O teatro de lambe-lambe é referendado nas caixas de fotografia de lambe-lambe difundidas por profissionais dessa linguagem do início ao meio do século XX, por meio das quais ofertavam seus serviços de registros de retratos em lugares públicos, como praças e parques. Esse gênero teatral, também conhecido como teatro de miniaturas, adota da fotografia de lambe-lambe a caixa preta e os espaços de sociabilidade nos quais são apresentados espetáculos de curta duração.

No processo de revelação da imagem registrada, profissionais de fotografia “lambiam” o negativo, daí advém o batismo dessa técnica com o nome lambe-lambe. Pessoas mais vividas, certamente guardam em suas memórias de infância e juventude a figura da caixa fotográfica montada sobre tripé e com pano preto para cobrir o corpo do profissional de fotografia, bem como a afluência de sua clientela que aguardava ansiosa pelo momento de ser eternizada, sendo essa uma situação prosaica desses espaços públicos aos finais de semana.

Essa recordação está no cerne da elaboração desse gênero teatral concebido pelas bonequeiras Denise di Santos e Ismine Lima, em 1989, que se valeram de um mundo miniaturizado e animado no interior das caixas pretas, que são manipulados e iluminados por aberturas nesse cubo. As apresentações são feitas para que apenas uma pessoa por vez assista à encenação e, no caso do teatro de lambe-lambe, o pano preto é colocado por cima de quem se apresenta e de quem assiste, proporcionando um ambiente escuro e adequado aos efeitos de luz e som empregados na atração.

‘[Histórias Encaixotadas]’ é um espetáculo desenvolvido e apresentado pelo grupo Varanda Teatro (São José do Rio Preto/SP), que conta com os lambelambistas Fernanda Missiaggia, João Duarte e Guilherme Hernandes, que também assina a direção artística. Cada lambelambista criou a sua caixa, acessórios, personagens, roteiros, porém trabalhando de modo colaborativo.

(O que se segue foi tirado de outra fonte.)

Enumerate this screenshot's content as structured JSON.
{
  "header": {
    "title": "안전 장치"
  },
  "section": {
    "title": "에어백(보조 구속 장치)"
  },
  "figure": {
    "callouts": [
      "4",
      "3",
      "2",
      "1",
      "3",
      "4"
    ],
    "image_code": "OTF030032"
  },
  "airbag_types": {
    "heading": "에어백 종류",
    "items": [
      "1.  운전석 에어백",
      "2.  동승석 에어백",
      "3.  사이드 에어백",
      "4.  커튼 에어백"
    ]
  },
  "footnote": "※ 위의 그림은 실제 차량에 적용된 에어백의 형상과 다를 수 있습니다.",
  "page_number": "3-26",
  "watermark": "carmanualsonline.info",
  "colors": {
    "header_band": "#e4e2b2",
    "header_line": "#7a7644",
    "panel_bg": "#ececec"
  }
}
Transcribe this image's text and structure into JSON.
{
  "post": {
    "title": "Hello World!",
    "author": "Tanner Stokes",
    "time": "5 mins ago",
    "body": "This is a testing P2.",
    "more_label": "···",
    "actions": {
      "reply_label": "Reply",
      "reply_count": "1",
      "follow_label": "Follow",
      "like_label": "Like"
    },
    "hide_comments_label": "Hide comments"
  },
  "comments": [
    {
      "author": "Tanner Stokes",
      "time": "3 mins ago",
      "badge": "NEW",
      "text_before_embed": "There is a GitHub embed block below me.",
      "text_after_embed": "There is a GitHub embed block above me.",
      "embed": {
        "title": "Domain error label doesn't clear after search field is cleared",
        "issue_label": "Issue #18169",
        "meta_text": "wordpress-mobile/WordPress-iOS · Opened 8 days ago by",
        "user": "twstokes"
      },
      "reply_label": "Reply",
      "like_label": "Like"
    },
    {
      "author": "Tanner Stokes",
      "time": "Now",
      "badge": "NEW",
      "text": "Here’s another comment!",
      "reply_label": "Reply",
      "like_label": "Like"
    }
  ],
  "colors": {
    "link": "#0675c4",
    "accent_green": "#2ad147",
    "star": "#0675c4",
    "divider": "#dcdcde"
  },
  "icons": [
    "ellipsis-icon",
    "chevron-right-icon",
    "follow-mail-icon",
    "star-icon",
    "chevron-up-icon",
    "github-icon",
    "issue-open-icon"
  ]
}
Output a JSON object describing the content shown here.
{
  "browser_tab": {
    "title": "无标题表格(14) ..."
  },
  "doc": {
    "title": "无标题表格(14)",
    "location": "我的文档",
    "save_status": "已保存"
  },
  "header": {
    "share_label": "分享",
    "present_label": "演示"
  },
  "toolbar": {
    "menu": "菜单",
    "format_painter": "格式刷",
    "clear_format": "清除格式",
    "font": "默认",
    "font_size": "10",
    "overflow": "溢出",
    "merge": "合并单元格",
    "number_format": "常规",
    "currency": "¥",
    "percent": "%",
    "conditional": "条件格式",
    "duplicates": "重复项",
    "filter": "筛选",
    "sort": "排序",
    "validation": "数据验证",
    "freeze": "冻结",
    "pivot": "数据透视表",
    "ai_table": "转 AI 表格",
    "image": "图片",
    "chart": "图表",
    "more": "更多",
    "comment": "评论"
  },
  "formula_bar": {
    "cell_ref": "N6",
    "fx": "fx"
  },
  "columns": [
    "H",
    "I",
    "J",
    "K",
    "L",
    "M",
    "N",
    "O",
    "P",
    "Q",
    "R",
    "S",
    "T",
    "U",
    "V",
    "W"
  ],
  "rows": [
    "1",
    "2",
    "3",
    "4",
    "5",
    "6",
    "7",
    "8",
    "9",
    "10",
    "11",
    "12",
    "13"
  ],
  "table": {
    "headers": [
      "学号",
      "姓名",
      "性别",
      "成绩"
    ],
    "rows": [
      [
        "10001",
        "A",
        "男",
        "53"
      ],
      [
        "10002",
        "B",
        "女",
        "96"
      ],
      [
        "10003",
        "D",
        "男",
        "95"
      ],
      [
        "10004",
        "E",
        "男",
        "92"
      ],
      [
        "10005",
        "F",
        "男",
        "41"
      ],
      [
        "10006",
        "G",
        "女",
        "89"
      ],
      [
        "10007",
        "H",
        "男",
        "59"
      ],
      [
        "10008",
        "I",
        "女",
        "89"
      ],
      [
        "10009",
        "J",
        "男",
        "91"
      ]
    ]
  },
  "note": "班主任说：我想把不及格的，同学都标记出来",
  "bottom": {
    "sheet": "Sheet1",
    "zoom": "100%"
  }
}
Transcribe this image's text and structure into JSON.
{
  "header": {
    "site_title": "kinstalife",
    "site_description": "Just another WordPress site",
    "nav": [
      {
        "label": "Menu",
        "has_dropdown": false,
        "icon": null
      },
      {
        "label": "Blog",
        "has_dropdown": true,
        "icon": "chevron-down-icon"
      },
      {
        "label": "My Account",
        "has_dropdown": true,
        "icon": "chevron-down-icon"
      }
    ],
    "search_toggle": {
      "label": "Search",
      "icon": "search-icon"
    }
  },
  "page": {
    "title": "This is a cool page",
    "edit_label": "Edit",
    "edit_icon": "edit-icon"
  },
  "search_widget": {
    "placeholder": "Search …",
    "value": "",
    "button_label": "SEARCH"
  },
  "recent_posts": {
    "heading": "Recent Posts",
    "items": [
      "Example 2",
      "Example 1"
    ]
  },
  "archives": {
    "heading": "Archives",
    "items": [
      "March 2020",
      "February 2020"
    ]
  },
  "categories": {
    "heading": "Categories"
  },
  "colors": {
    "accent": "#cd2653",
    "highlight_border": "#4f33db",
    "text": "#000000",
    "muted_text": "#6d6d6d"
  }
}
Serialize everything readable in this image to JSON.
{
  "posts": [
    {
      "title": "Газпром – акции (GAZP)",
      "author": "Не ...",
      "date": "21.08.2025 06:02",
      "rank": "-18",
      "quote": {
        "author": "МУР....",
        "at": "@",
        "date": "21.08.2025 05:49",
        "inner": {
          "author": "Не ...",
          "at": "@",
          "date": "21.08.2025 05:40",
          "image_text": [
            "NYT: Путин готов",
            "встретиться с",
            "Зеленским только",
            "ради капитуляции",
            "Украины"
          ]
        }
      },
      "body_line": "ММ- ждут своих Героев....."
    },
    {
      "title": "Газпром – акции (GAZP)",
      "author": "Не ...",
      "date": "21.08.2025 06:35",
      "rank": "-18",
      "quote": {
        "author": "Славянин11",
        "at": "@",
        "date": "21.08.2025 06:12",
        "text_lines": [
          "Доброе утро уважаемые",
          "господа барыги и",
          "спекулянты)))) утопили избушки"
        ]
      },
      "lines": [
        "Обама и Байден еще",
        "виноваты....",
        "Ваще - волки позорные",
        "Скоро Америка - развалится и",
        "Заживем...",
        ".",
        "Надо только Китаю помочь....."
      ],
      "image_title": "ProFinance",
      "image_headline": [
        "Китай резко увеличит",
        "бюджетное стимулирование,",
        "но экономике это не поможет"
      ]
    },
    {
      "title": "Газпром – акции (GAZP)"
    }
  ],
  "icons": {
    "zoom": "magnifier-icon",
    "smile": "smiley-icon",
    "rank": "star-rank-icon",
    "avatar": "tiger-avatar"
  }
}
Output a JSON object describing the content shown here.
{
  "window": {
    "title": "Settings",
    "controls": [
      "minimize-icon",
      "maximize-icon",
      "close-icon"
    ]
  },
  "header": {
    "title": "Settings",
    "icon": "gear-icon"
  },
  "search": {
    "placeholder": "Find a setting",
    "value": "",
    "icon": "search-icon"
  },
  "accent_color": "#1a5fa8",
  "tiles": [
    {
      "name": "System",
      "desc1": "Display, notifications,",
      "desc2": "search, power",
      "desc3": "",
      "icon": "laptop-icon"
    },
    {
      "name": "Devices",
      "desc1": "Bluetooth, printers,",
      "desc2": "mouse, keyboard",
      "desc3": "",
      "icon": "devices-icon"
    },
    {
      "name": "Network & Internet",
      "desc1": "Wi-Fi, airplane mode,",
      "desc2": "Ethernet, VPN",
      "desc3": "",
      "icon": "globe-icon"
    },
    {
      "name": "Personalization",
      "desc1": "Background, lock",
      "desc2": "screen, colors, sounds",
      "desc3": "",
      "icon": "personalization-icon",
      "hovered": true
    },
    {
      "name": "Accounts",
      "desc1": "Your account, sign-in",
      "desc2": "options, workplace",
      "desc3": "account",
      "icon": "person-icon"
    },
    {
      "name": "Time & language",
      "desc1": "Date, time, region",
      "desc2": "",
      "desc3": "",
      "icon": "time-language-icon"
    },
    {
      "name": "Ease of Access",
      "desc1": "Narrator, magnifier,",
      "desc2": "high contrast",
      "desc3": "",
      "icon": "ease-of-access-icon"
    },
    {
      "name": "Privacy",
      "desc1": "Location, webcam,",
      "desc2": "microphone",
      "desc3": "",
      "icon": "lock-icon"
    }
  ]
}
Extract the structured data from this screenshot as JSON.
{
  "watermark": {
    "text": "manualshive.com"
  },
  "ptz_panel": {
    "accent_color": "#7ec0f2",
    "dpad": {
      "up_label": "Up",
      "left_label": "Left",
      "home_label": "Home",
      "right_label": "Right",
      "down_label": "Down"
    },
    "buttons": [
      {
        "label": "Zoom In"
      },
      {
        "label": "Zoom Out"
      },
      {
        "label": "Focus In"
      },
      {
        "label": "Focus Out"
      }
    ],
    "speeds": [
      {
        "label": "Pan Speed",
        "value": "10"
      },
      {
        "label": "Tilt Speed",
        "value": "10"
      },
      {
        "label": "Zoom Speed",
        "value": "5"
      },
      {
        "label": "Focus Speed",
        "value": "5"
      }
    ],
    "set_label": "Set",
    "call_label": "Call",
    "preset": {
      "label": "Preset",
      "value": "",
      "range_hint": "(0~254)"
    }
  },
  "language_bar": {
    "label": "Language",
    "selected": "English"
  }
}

O Varanda Teatro tem se debruçado na história das artes visuais e pesquisado obras de arte emblemáticas para elaborar narrativas a partir das mesmas. Em ‘[Histórias Encaixotadas]’ são enfocadas obras modernistas, tais quais a pintura Abaporu, de 1923, de Tarsila do Amaral; O ladrão, sem data, xilogravura de Oswaldo Goeldi, e a pintura Guernica, de 1937, de Pablo Picasso.

O Abaporu, palavra originária do tupi que significa “homem que come gente”, na encenação aparece pronto para realizar uma refeição. Acompanhamos a personagem mais célebre do modernismo brasileiro nas artes visuais num momento cotidiano. Essa caixa de lambe-lambe é intitulada Tupi or not Tupi, uma das frases do Manifesto Antropófago de Oswald de Andrade, e assim como nas outras duas caixas de teatro de lambe-lambe, anuncia os humores das situações das cenas por meio de rica sonorização e iluminação e sem falas das pequenas personagens.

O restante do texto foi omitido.